Kapolres Tanjung Jabung Barat AKBP Guntur Saputro yang mendapat kabar soal acara itu langsung menuju lokasi. Sejumlah panitia, siswa dan tim EO dibawa ke Mapolres dan diperiksa.
Diketahui, acara pesta sebagai bentuk lain perpisahan siswa kelas XII SMAN 1 ini digelar dengan menyewa EO Tungkal Project milik Rudi Chandra. Belakangan Rudi ditetapkan sebagai tersangka dan ditahan di Mapolres Tanjab Barat.
Kepala SMAN 1 Tanjabbar Kadiman sendiri menyatakan akan membentuk tim khusus untuk menindaklanjuti kasus ini. “Nanti (tim khusus dibentuk) setelah penyidikan di Polres selesai. Kalau bareng-bareng kasihan siswanya,” katanya, Selasa (13/4)
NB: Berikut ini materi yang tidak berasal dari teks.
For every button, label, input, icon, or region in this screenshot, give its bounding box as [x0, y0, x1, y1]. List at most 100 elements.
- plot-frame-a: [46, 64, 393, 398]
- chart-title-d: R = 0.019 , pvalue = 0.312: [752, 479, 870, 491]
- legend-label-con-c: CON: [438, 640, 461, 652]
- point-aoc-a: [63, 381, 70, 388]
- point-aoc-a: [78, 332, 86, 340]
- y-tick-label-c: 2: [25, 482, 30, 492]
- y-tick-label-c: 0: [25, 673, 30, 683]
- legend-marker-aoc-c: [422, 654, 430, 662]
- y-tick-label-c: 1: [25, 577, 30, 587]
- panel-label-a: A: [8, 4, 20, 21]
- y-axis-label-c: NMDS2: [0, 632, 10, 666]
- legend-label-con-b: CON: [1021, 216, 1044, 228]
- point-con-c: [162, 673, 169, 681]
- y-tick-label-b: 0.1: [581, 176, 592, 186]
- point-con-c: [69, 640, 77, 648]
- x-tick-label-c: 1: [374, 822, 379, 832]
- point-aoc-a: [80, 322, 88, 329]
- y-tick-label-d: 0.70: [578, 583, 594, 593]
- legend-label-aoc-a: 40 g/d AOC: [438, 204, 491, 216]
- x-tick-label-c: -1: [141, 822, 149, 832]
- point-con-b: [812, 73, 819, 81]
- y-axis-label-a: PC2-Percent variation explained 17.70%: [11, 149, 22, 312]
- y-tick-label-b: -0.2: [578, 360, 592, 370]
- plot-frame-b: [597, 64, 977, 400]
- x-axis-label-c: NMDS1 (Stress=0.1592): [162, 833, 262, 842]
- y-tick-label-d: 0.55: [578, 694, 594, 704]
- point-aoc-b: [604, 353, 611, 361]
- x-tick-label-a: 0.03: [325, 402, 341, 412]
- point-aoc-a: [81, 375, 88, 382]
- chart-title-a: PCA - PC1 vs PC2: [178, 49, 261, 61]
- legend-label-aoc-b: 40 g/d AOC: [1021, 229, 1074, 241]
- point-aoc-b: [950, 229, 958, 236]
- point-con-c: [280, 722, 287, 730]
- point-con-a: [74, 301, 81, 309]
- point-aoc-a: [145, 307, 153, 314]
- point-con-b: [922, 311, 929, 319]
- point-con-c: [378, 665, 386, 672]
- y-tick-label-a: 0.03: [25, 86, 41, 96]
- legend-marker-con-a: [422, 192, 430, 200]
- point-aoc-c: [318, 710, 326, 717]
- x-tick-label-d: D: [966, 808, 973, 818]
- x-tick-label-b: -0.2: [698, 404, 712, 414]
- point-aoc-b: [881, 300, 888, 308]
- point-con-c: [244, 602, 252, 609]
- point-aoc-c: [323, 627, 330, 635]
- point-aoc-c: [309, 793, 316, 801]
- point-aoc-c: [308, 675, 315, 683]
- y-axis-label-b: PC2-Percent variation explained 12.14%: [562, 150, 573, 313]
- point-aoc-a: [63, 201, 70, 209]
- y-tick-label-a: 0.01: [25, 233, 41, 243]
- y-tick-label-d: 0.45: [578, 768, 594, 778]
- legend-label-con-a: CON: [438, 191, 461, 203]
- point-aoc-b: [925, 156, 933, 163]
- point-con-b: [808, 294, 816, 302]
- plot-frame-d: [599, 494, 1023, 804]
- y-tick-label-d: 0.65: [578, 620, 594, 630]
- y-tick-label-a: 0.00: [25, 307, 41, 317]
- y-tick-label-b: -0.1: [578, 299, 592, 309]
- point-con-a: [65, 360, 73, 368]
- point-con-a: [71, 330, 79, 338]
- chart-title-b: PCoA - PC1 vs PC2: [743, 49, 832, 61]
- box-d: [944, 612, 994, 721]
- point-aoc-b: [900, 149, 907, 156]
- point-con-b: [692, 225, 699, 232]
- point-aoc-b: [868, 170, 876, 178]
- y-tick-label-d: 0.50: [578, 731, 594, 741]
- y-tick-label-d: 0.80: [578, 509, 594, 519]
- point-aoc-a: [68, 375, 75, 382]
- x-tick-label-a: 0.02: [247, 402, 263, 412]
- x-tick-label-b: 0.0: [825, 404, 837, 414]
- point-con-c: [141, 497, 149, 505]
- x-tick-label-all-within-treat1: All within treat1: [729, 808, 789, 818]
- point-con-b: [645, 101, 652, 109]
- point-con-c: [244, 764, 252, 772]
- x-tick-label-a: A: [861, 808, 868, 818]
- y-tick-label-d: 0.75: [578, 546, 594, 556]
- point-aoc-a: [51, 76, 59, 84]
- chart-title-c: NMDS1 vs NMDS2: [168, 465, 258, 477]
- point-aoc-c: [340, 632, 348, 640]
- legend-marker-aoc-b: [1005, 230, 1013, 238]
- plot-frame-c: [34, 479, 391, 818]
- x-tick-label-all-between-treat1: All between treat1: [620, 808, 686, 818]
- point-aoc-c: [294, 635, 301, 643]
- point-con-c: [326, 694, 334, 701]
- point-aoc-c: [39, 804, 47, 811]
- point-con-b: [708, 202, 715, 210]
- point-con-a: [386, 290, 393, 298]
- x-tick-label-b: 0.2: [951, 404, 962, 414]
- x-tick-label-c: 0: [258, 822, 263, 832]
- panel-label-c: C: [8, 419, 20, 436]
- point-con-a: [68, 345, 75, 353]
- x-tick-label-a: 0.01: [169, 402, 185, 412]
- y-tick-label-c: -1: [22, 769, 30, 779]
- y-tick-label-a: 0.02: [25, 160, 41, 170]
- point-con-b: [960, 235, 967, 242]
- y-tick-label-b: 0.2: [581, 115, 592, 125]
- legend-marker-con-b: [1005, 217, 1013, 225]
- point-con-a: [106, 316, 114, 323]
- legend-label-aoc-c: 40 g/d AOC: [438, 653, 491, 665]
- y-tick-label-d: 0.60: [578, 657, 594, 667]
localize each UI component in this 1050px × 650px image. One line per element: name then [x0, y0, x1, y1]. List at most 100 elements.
Kadiman mengatakan, tim khusus diharapkan dapat mencari titik terang permasalahannya sehingga sanksi atau upaya pembinaan akan lebih mudah. Bila ditemukan siapa pun terlibat, baik guru maupun siswa, kata dia, akan diproses.
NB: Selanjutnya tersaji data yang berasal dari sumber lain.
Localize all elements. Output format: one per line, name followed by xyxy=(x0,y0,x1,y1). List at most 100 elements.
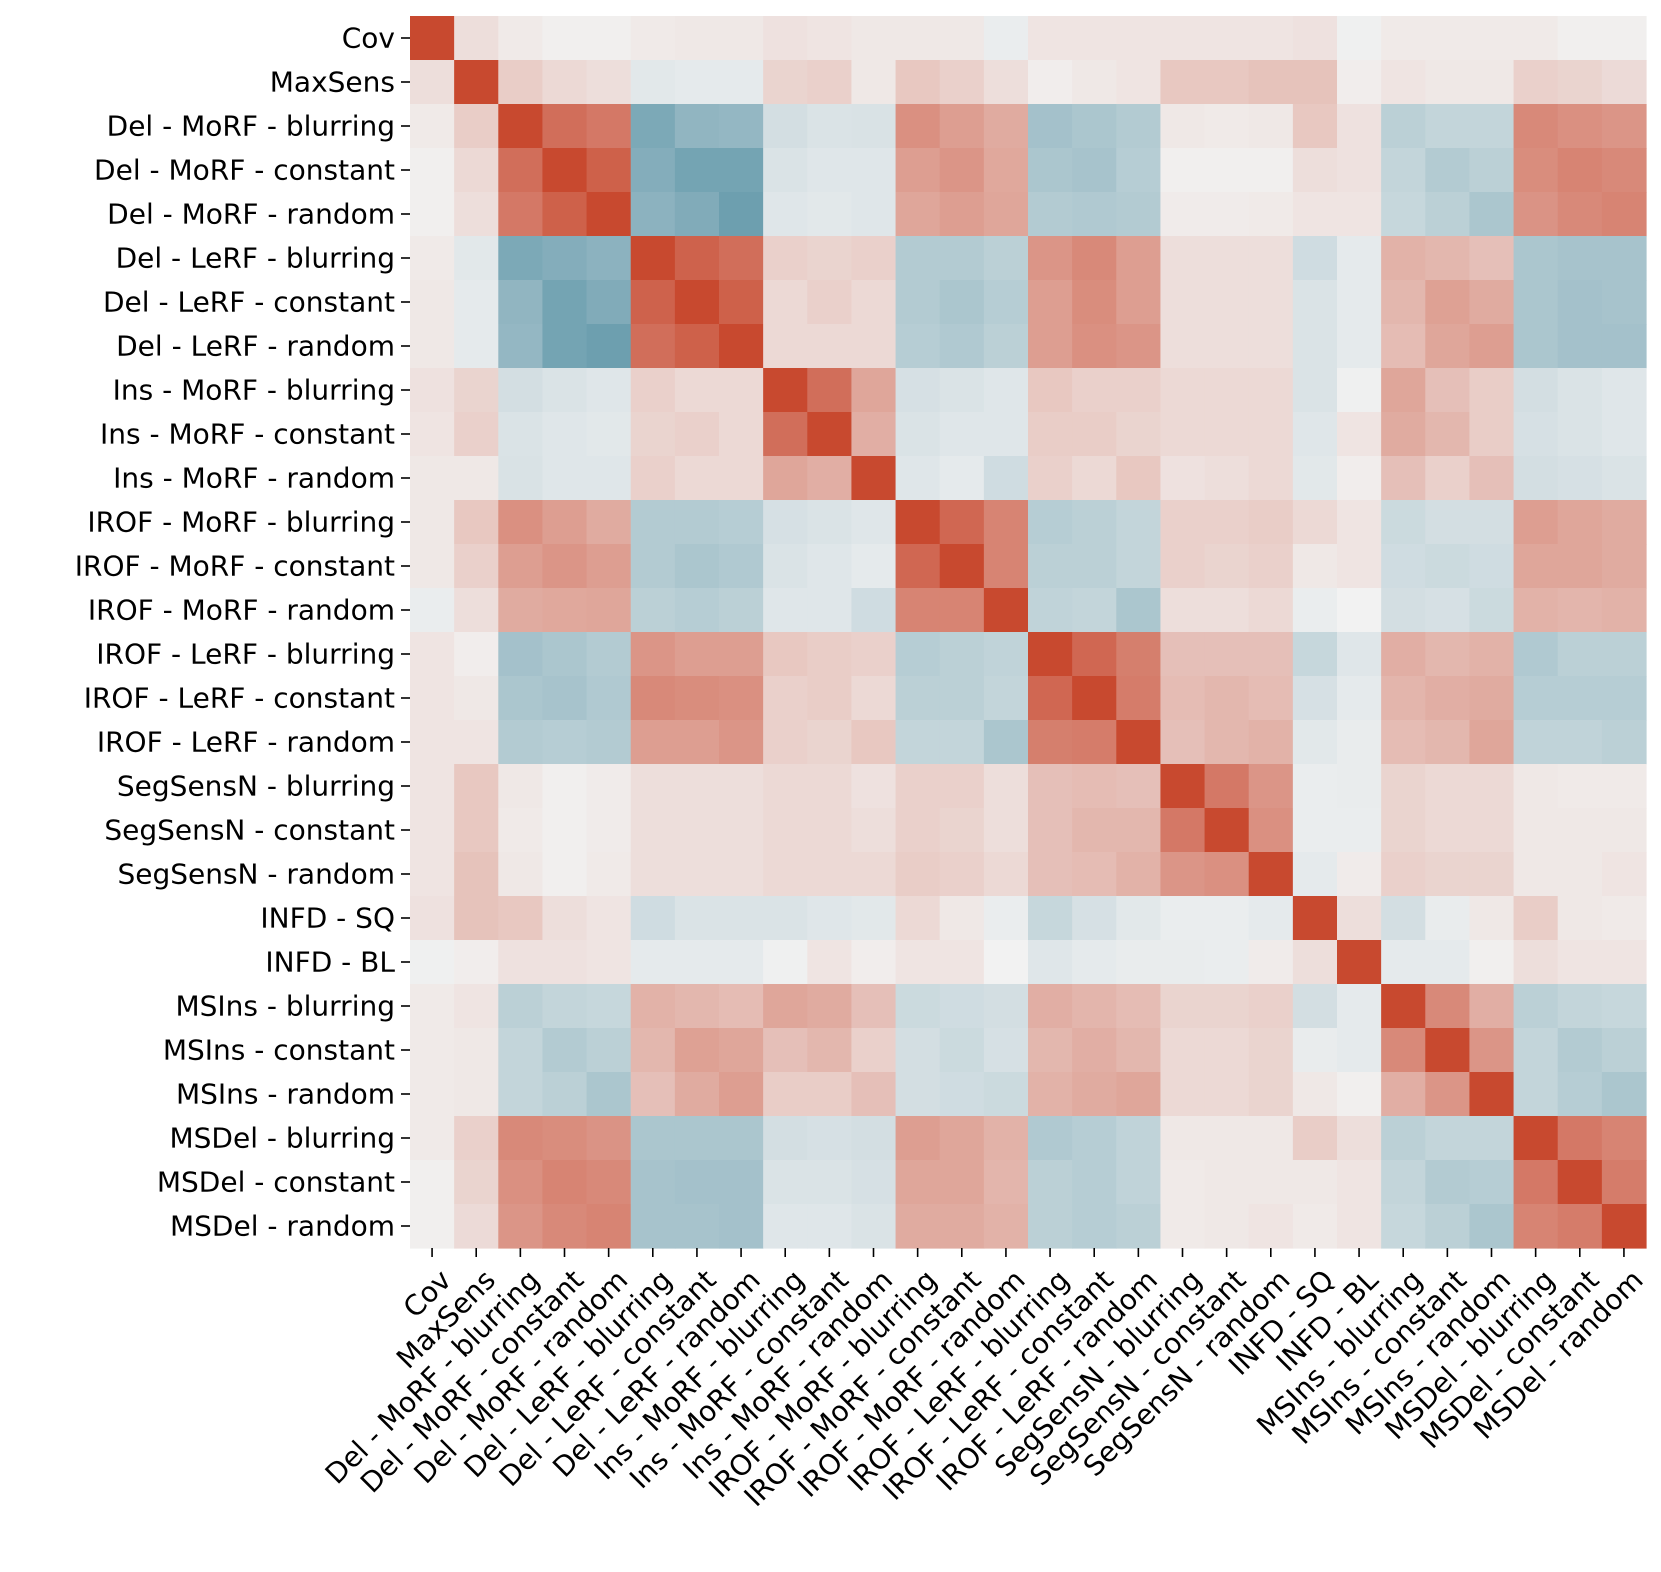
heatmap-cell-r17-c16 xyxy=(1116,764,1162,809)
heatmap-cell-r10-c25 xyxy=(1513,456,1559,501)
heatmap-cell-r13-c9 xyxy=(807,588,853,633)
heatmap-cell-r27-c25 xyxy=(1513,1204,1559,1249)
heatmap-cell-r17-c21 xyxy=(1337,764,1382,809)
heatmap-cell-r9-c2 xyxy=(498,412,544,457)
heatmap-cell-r26-c27 xyxy=(1601,1160,1647,1205)
heatmap-cell-r18-c16 xyxy=(1116,808,1162,853)
heatmap-cell-r18-c20 xyxy=(1292,808,1338,853)
heatmap-cell-r1-c3 xyxy=(542,60,588,105)
heatmap-cell-r26-c1 xyxy=(454,1160,499,1205)
heatmap-cell-r24-c13 xyxy=(983,1072,1029,1117)
heatmap-cell-r17-c1 xyxy=(454,764,499,809)
heatmap-cell-r8-c27 xyxy=(1601,368,1647,413)
heatmap-cell-r23-c6 xyxy=(674,1028,720,1073)
heatmap-cell-r11-c23 xyxy=(1425,500,1471,545)
heatmap-cell-r12-c18 xyxy=(1204,544,1250,589)
heatmap-cell-r24-c11 xyxy=(895,1072,941,1117)
heatmap-cell-r6-c0 xyxy=(410,280,455,325)
heatmap-cell-r14-c2 xyxy=(498,632,544,677)
heatmap-cell-r26-c23 xyxy=(1425,1160,1471,1205)
heatmap-cell-r13-c24 xyxy=(1469,588,1515,633)
heatmap-cell-r8-c3 xyxy=(542,368,588,413)
heatmap-cell-r25-c9 xyxy=(807,1116,853,1161)
heatmap-cell-r14-c4 xyxy=(586,632,632,677)
heatmap-cell-r23-c11 xyxy=(895,1028,941,1073)
heatmap-cell-r6-c6 xyxy=(674,280,720,325)
heatmap-cell-r2-c1 xyxy=(454,104,499,149)
heatmap-cell-r17-c15 xyxy=(1072,764,1117,809)
heatmap-cell-r27-c8 xyxy=(763,1204,808,1249)
heatmap-cell-r22-c26 xyxy=(1557,984,1603,1029)
heatmap-cell-r7-c20 xyxy=(1292,324,1338,369)
heatmap-cell-r21-c25 xyxy=(1513,940,1559,985)
heatmap-cell-r13-c25 xyxy=(1513,588,1559,633)
heatmap-cell-r20-c23 xyxy=(1425,896,1471,941)
heatmap-cell-r12-c11 xyxy=(895,544,941,589)
heatmap-cell-r22-c22 xyxy=(1381,984,1426,1029)
heatmap-cell-r10-c16 xyxy=(1116,456,1162,501)
heatmap-cell-r15-c26 xyxy=(1557,676,1603,721)
heatmap-cell-r1-c18 xyxy=(1204,60,1250,105)
heatmap-cell-r22-c2 xyxy=(498,984,544,1029)
heatmap-cell-r27-c23 xyxy=(1425,1204,1471,1249)
heatmap-cell-r18-c12 xyxy=(939,808,985,853)
heatmap-cell-r10-c17 xyxy=(1160,456,1206,501)
heatmap-cell-r24-c5 xyxy=(630,1072,676,1117)
heatmap-cell-r21-c9 xyxy=(807,940,853,985)
heatmap-cell-r19-c22 xyxy=(1381,852,1426,897)
heatmap-cell-r25-c0 xyxy=(410,1116,455,1161)
heatmap-cell-r6-c21 xyxy=(1337,280,1382,325)
heatmap-cell-r18-c25 xyxy=(1513,808,1559,853)
heatmap-cell-r14-c13 xyxy=(983,632,1029,677)
heatmap-cell-r25-c26 xyxy=(1557,1116,1603,1161)
heatmap-cell-r25-c8 xyxy=(763,1116,808,1161)
heatmap-cell-r2-c20 xyxy=(1292,104,1338,149)
heatmap-cell-r5-c7 xyxy=(719,236,764,281)
heatmap-cell-r16-c19 xyxy=(1248,720,1294,765)
heatmap-cell-r19-c1 xyxy=(454,852,499,897)
heatmap-cell-r6-c9 xyxy=(807,280,853,325)
heatmap-cell-r6-c22 xyxy=(1381,280,1426,325)
heatmap-cell-r6-c12 xyxy=(939,280,985,325)
heatmap-cell-r22-c25 xyxy=(1513,984,1559,1029)
heatmap-cell-r2-c27 xyxy=(1601,104,1647,149)
heatmap-cell-r20-c27 xyxy=(1601,896,1647,941)
heatmap-cell-r21-c4 xyxy=(586,940,632,985)
heatmap-cell-r8-c22 xyxy=(1381,368,1426,413)
heatmap-cell-r13-c3 xyxy=(542,588,588,633)
heatmap-cell-r15-c2 xyxy=(498,676,544,721)
heatmap-cell-r17-c19 xyxy=(1248,764,1294,809)
heatmap-cell-r1-c20 xyxy=(1292,60,1338,105)
heatmap-cell-r16-c27 xyxy=(1601,720,1647,765)
heatmap-cell-r19-c14 xyxy=(1028,852,1073,897)
heatmap-cell-r11-c20 xyxy=(1292,500,1338,545)
heatmap-cell-r13-c6 xyxy=(674,588,720,633)
heatmap-cell-r22-c16 xyxy=(1116,984,1162,1029)
heatmap-cell-r19-c4 xyxy=(586,852,632,897)
heatmap-cell-r12-c8 xyxy=(763,544,808,589)
heatmap-cell-r27-c0 xyxy=(410,1204,455,1249)
heatmap-cell-r12-c16 xyxy=(1116,544,1162,589)
heatmap-cell-r27-c14 xyxy=(1028,1204,1073,1249)
heatmap-cell-r12-c5 xyxy=(630,544,676,589)
heatmap-cell-r8-c18 xyxy=(1204,368,1250,413)
heatmap-cell-r16-c1 xyxy=(454,720,499,765)
heatmap-cell-r9-c16 xyxy=(1116,412,1162,457)
heatmap-cell-r14-c1 xyxy=(454,632,499,677)
heatmap-cell-r9-c7 xyxy=(719,412,764,457)
heatmap-cell-r2-c18 xyxy=(1204,104,1250,149)
heatmap-cell-r23-c13 xyxy=(983,1028,1029,1073)
heatmap-cell-r4-c13 xyxy=(983,192,1029,237)
heatmap-cell-r15-c12 xyxy=(939,676,985,721)
heatmap-cell-r7-c19 xyxy=(1248,324,1294,369)
heatmap-cell-r0-c22 xyxy=(1381,16,1426,61)
heatmap-cell-r25-c10 xyxy=(851,1116,897,1161)
heatmap-cell-r19-c8 xyxy=(763,852,808,897)
heatmap-cell-r14-c23 xyxy=(1425,632,1471,677)
heatmap-cell-r0-c14 xyxy=(1028,16,1073,61)
heatmap-cell-r26-c8 xyxy=(763,1160,808,1205)
heatmap-cell-r24-c25 xyxy=(1513,1072,1559,1117)
heatmap-cell-r26-c22 xyxy=(1381,1160,1426,1205)
heatmap-cell-r13-c5 xyxy=(630,588,676,633)
heatmap-cell-r11-c21 xyxy=(1337,500,1382,545)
Kadiman mengaku, acara yang sangat dikecam oleh Bupati Tanjabbar Anwar Sadat itu memang diikuti oleh siswanya. Namun, dia menduga ada pihak lain yang terlibat.
Dalam waktu dekat, lanjut dia, akan ada pembinaan melalui pesantren kilat khusus bagi siswa-siwa itu, yang digelar bersama Polres. “Wajib ikut semuanya yang terlibat. Ini juga bagian dari sanksi tapi dalam bentuk pembinaan,” tutupnya.